Tout le travail de fine menuiserie et de sculpture sur bois est confié à Jean-Julien Bourgault (1910-1996) de Saint-Jean-Port-Joli. Il signe le tombeau du maître-autel, placé aujourd’hui au centre du chœur, illustrant la mort de saint Charles Garnier dans une nature québécoise, typique de la production des sculpteurs de Saint-Jean-Port-Joli et des scènes folkloriques qu’ils affectionnent. Médard Bourgault (1897-1967) aurait exécuté le Christ en croix, don d’un paroissien. La plus grande partie des vitraux provient de la maison Rault de Rennes (France), dont on reconnaît les « panneaux en dalles de verre coloré ». Si la plupart des vitraux sont historiés et combinent la technique sur panneaux de verre et la méthode traditionnelle, ceux de la nef sont entièrement réalisés sur panneaux de verre, procurant un heureux effet de modernité par la géométrie et la couleur. D’après des dessins de Jean-Baptiste Soucy, Walter del Mistro a réalisé les mosaïques des retables des autels latéraux et celles de la croisée du transept, consacrées à saint Joseph et à Notre-Dame du Perpétuel-Secours. Représentatifs du renouveau des arts sacrés, les émaux sur cuivre de Jacques Spénard sont de véritables cycles narratifs de la vie de sainte Anne, sur le retable de l’autel latéral gauche, et de celle de sainte Thérèse, sur le retable de l’autel latéral droit. Un chemin de croix en plâtre est signé M. Chantrel. Enfin, l’orgue est livré en 1953, par les soins de la maison Casavant. 

Cette église relativement récente a bien évolué. On note comme seul changement d’importance l’ajout, en 1957, de la chapelle Saint-Alphonse, du côté ouest, conçue par Noël Mainguy. La chapelle s’intègre bien à l’édifice par son style néogothique moderne et sa maçonnerie. L’église de Saint-Charles-Garnier se complète d’un presbytère mitoyen, longeant l’avenue Chanoine-Morel.
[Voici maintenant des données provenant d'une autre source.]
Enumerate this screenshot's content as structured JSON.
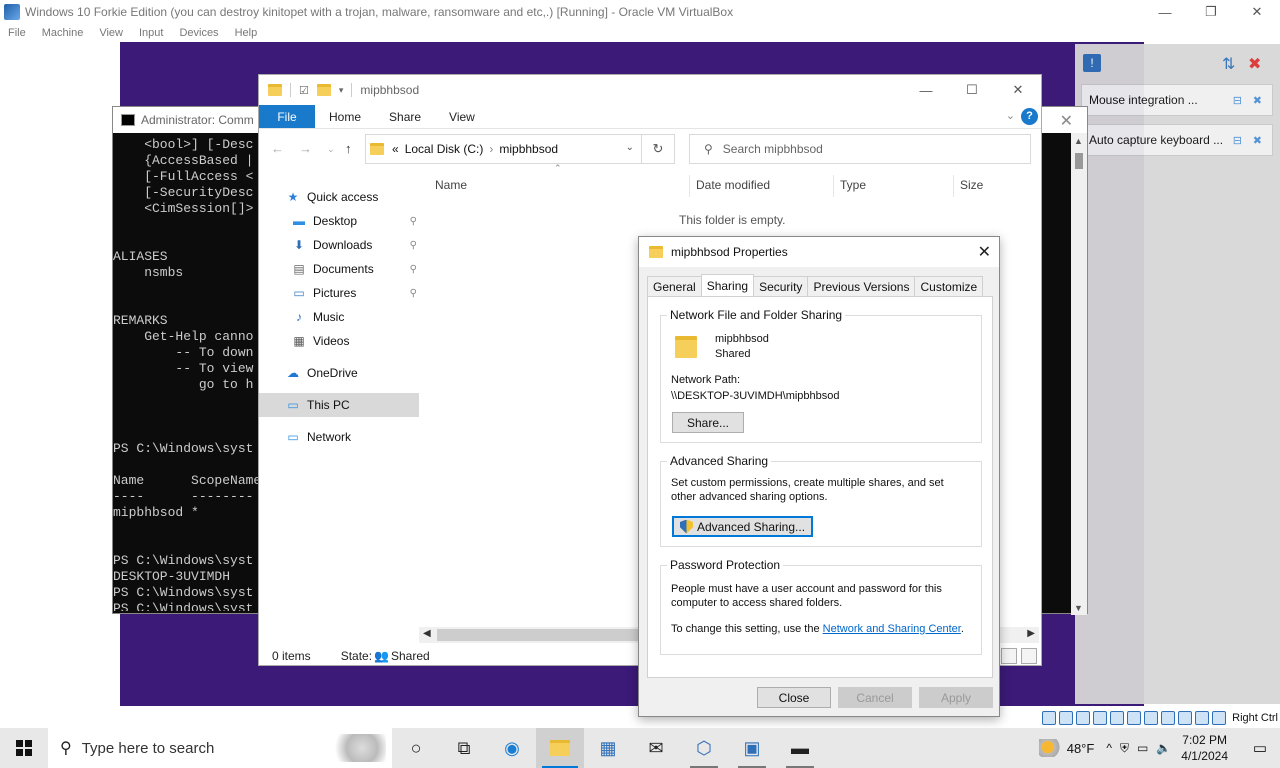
{
  "host": {
    "title": "Windows 10 Forkie Edition (you can destroy kinitopet with a trojan, malware, ransomware and etc,.) [Running] - Oracle VM VirtualBox",
    "menu": [
      "File",
      "Machine",
      "View",
      "Input",
      "Devices",
      "Help"
    ],
    "minimize": "—",
    "restore": "❐",
    "close": "✕",
    "right_ctrl": "Right Ctrl"
  },
  "vbox_notifications": [
    {
      "label": "Mouse integration ..."
    },
    {
      "label": "Auto capture keyboard ..."
    }
  ],
  "cmd": {
    "title": "Administrator: Comm",
    "close": "✕",
    "text": "    <bool>] [-Desc\n    {AccessBased |\n    [-FullAccess <\n    [-SecurityDesc\n    <CimSession[]>\n\n\nALIASES\n    nsmbs\n\n\nREMARKS\n    Get-Help canno\n        -- To down\n        -- To view\n           go to h\n\n\n\nPS C:\\Windows\\syst\n\nName      ScopeName\n----      --------\nmipbhbsod *\n\n\nPS C:\\Windows\\syst\nDESKTOP-3UVIMDH\nPS C:\\Windows\\syst\nPS C:\\Windows\\syst"
  },
  "explorer": {
    "title": "mipbhbsod",
    "minimize": "—",
    "maximize": "☐",
    "close": "✕",
    "ribbon": {
      "file": "File",
      "tabs": [
        "Home",
        "Share",
        "View"
      ],
      "help": "?"
    },
    "address": {
      "prefix": "«",
      "crumbs": [
        "Local Disk (C:)",
        "›",
        "mipbhbsod"
      ]
    },
    "search_placeholder": "Search mipbhbsod",
    "nav": [
      {
        "label": "Quick access",
        "icon": "star-icon",
        "glyph": "★",
        "color": "#2f7fd8",
        "pinned": false,
        "sub": false
      },
      {
        "label": "Desktop",
        "icon": "desktop-icon",
        "glyph": "▬",
        "color": "#2f8fe0",
        "pinned": true,
        "sub": true
      },
      {
        "label": "Downloads",
        "icon": "download-icon",
        "glyph": "⬇",
        "color": "#2f6fb7",
        "pinned": true,
        "sub": true
      },
      {
        "label": "Documents",
        "icon": "document-icon",
        "glyph": "▤",
        "color": "#666",
        "pinned": true,
        "sub": true
      },
      {
        "label": "Pictures",
        "icon": "pictures-icon",
        "glyph": "▭",
        "color": "#3a7cc4",
        "pinned": true,
        "sub": true
      },
      {
        "label": "Music",
        "icon": "music-icon",
        "glyph": "♪",
        "color": "#2f6fb7",
        "pinned": false,
        "sub": true
      },
      {
        "label": "Videos",
        "icon": "videos-icon",
        "glyph": "▦",
        "color": "#555",
        "pinned": false,
        "sub": true
      },
      {
        "label": "OneDrive",
        "icon": "cloud-icon",
        "glyph": "☁",
        "color": "#1e78d6",
        "pinned": false,
        "sub": false
      },
      {
        "label": "This PC",
        "icon": "computer-icon",
        "glyph": "▭",
        "color": "#2f8fe0",
        "pinned": false,
        "sub": false
      },
      {
        "label": "Network",
        "icon": "network-icon",
        "glyph": "▭",
        "color": "#2f8fe0",
        "pinned": false,
        "sub": false
      }
    ],
    "pin_glyph": "📌",
    "columns": [
      "Name",
      "Date modified",
      "Type",
      "Size"
    ],
    "empty_message": "This folder is empty.",
    "status": {
      "items": "0 items",
      "state_label": "State:",
      "state_value": "Shared"
    }
  },
  "properties": {
    "title": "mipbhbsod Properties",
    "close": "✕",
    "tabs": [
      "General",
      "Sharing",
      "Security",
      "Previous Versions",
      "Customize"
    ],
    "active_tab": "Sharing",
    "network_sharing": {
      "legend": "Network File and Folder Sharing",
      "folder_name": "mipbhbsod",
      "folder_state": "Shared",
      "path_label": "Network Path:",
      "path_value": "\\\\DESKTOP-3UVIMDH\\mipbhbsod",
      "share_button": "Share..."
    },
    "advanced_sharing": {
      "legend": "Advanced Sharing",
      "description": "Set custom permissions, create multiple shares, and set other advanced sharing options.",
      "button": "Advanced Sharing..."
    },
    "password_protection": {
      "legend": "Password Protection",
      "description": "People must have a user account and password for this computer to access shared folders.",
      "change_prefix": "To change this setting, use the",
      "link": "Network and Sharing Center",
      "suffix": "."
    },
    "buttons": {
      "close": "Close",
      "cancel": "Cancel",
      "apply": "Apply"
    }
  },
  "taskbar": {
    "search_placeholder": "Type here to search",
    "weather": "48°F",
    "time": "7:02 PM",
    "date": "4/1/2024"
  }
}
Terminé en 1950, comme le révèlent les photographies d’époque, il s’harmonise à l’édifice religieux grâce à ses formes architecturales néo-Tudor. Face au boulevard Laurier, une artère très achalandée, l’église bénéficie d’un environnement intéressant, avec dans son voisinage la Villa Bagatelle et le parc du Bois-de-Coulonge. Elle requiert toutefois des travaux quant à sa tour-clocher où l’infiltration d’eau semble problématique. En raison de son riche patrimoine artistique, formé d’œuvres datant d’une époque charnière de l’art religieux au Québec, l’église de Saint-Charles-Garnier possède une valeur patrimoniale élevée. Cette église commande des études plus exhaustives du lieu de culte et de son potentiel artistique.